In litigation, it is always important to determine when exactly a claim is discovered because, under the law, a party only has two years to sue after the discovery of that claim. The Limitations Act defines this date as when a party first discovers that:
- the injury, loss or damage had occurred;
- the injury, loss or damage was caused by or contributed to by an act or omission;
- that the act or omission was that of the person against whom the claim is made; and
- with respect to the above, a proceeding would be an appropriate means to seek to remedy it.[1]
All four factors must be discovered before the limitation period countdown begins.
On January 11, 2014, Helen Wong slipped and fell on an accumulation of ice and snow while walking by the entrance of her condominium, causing her to fracture her left ankle. Bogoroch & Associates LLP commenced a lawsuit against the owner of the condominium and the winter maintenance contractor for the building.
On January 8, 2016, defence counsel for the winter maintenance contractor produced an incident report prepared by G4S Secure Services (Canada) Ltd. (“G4S”), a company that provided security to the condominium. The report indicated that G4S had assisted Ms. Wong after her fall and had even called the winter contractor afterwards. On February 1, 2016, defence counsel for the condominium corporation produced excerpts from its procedures manual, which stated that G4S was responsible for performing certain winter maintenance duties to reduce the risk of slip and fall injuries.
Why are these dates significant? In civil litigation, the two-year mark is often associated with the end of the basic limitation period, usually the time frame in which one party is allowed to start an action against another. After this time runs out, the action becomes statute-barred: no new claim can be started and no new party can be added.
However, the law also requires a party with a cause of action to complete due diligence, which means that a court may presume an earlier date of discovery if a party with the claim ought to have known of the above matters before the date of their actual discovery.[2]
In Wong v Salivan Landscape Ltd.[3], February 1, 2016 would have been, by the basic limitation period, too late to add G4S to the action. G4S opposed being added to the action as they believed that the plaintiff ought to have made inquiries of the role of G4S following her slip and fall accident. Opposing counsel argued that since G4S offered assistance to the plaintiff following her accident, Ms. Wong was aware that G4S provided security to the condominium and therefore could have been a potential defendant in her lawsuit.

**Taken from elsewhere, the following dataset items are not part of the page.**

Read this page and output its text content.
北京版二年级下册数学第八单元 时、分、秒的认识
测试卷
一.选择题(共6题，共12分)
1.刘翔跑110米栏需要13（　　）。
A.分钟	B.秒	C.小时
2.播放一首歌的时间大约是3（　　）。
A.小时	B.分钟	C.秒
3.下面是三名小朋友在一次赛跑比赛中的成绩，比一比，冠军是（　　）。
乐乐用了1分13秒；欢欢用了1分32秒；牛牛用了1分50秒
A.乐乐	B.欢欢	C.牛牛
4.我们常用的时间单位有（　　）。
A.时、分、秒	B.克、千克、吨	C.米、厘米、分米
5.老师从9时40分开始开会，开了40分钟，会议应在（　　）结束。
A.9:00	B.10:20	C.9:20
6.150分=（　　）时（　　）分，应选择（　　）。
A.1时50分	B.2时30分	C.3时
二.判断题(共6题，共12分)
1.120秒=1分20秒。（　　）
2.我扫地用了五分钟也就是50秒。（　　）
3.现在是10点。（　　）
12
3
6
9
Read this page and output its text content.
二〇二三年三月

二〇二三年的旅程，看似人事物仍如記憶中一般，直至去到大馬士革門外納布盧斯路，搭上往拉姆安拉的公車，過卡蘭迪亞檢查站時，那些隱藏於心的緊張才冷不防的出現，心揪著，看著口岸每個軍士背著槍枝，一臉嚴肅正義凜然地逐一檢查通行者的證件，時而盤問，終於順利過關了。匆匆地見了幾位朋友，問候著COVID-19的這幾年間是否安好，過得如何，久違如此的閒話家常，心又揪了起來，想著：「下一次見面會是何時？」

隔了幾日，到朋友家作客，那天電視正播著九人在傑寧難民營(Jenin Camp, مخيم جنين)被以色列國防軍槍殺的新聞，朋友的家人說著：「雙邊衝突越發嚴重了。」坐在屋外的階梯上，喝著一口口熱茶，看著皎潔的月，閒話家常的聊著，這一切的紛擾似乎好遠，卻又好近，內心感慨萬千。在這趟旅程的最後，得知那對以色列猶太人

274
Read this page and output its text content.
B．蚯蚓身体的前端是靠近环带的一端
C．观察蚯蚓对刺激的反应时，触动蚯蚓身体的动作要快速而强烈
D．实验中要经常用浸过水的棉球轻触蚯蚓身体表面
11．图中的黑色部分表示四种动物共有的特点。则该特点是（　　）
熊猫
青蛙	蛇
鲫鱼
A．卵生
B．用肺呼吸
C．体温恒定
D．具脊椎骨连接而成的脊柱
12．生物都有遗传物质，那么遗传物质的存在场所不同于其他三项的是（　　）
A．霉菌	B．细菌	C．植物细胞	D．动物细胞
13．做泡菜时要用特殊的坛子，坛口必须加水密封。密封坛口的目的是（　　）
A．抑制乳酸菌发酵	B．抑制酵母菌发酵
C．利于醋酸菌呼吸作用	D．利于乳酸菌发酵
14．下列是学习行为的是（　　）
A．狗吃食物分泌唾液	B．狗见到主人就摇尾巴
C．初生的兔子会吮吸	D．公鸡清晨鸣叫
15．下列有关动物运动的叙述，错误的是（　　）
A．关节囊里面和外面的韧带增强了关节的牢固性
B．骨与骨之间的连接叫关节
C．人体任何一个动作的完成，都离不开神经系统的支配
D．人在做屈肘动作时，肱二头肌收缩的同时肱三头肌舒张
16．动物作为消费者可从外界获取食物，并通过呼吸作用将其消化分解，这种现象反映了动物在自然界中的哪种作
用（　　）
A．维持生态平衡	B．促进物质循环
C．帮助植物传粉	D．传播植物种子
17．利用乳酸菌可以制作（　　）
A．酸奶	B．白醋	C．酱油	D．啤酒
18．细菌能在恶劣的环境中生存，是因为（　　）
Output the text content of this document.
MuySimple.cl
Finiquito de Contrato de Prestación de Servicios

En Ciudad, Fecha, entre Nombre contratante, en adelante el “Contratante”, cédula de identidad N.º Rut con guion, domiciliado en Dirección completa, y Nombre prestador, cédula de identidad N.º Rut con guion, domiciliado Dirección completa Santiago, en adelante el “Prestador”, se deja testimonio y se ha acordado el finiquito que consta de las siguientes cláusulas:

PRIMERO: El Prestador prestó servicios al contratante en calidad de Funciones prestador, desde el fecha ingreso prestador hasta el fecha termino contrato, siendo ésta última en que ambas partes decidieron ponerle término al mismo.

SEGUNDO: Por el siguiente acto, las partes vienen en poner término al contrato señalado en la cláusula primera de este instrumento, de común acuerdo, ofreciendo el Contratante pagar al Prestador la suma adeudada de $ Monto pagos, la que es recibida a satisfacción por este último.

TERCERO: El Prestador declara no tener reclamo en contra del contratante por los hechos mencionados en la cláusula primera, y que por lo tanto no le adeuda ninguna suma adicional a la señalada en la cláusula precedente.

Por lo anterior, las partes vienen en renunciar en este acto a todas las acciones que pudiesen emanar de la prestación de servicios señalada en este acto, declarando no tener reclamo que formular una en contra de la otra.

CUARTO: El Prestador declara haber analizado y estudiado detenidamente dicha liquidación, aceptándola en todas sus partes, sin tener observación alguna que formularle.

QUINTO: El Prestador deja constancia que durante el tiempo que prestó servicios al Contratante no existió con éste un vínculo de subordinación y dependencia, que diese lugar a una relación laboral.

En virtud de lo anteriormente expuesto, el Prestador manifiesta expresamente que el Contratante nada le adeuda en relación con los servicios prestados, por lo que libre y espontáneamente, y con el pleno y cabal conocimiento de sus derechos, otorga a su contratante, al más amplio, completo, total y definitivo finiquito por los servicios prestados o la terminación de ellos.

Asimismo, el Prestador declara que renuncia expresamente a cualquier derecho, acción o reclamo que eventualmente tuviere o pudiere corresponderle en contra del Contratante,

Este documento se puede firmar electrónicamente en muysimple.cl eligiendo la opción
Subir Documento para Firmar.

Bogoroch & Associates LLP brought a motion to the Ontario Superior Court of Justice to add G4S to the litigation. Associate, Anthea Chan, argued the motion, challenging the security company’s position that discovery of an identity of a party was sufficient to trigger the limitation period countdown under the law.
Master Haberman agreed. She identified a trend in recent case law that puts a lighter onus on plaintiffs to complete due diligence. She followed the decisions of Fennell v Deol, which noted that absence of due diligence is not a separate and independent reason for dismissing a plaintiff’s claim as statute-barred. Master Haberman said that it is not in the interest of justice to impose an “overly muscular level” of pre-discovery due diligence. She determined that the plaintiff did not discover the claim until she obtained the procedure manual from defence counsel stating G4S’ duties with respect to winter maintenance.
Master Haberman granted the plaintiff’s motion to add G4S to the lawsuit with costs.
The full reasons are available here: http://www.canlii.org/en/on/onsc/doc/2016/2016onsc4183/2016onsc4183.html.
Footnotes:
[1] Limitations Act, 2002, SO 2002, c 24, Sched B, section 5(1).
[2] Limitations Act, 2002, SO 2002, c 24, Sched B, section 5(2).
[3] Wong v Salivan Landscape Ltd., 2016 ONSC 4182.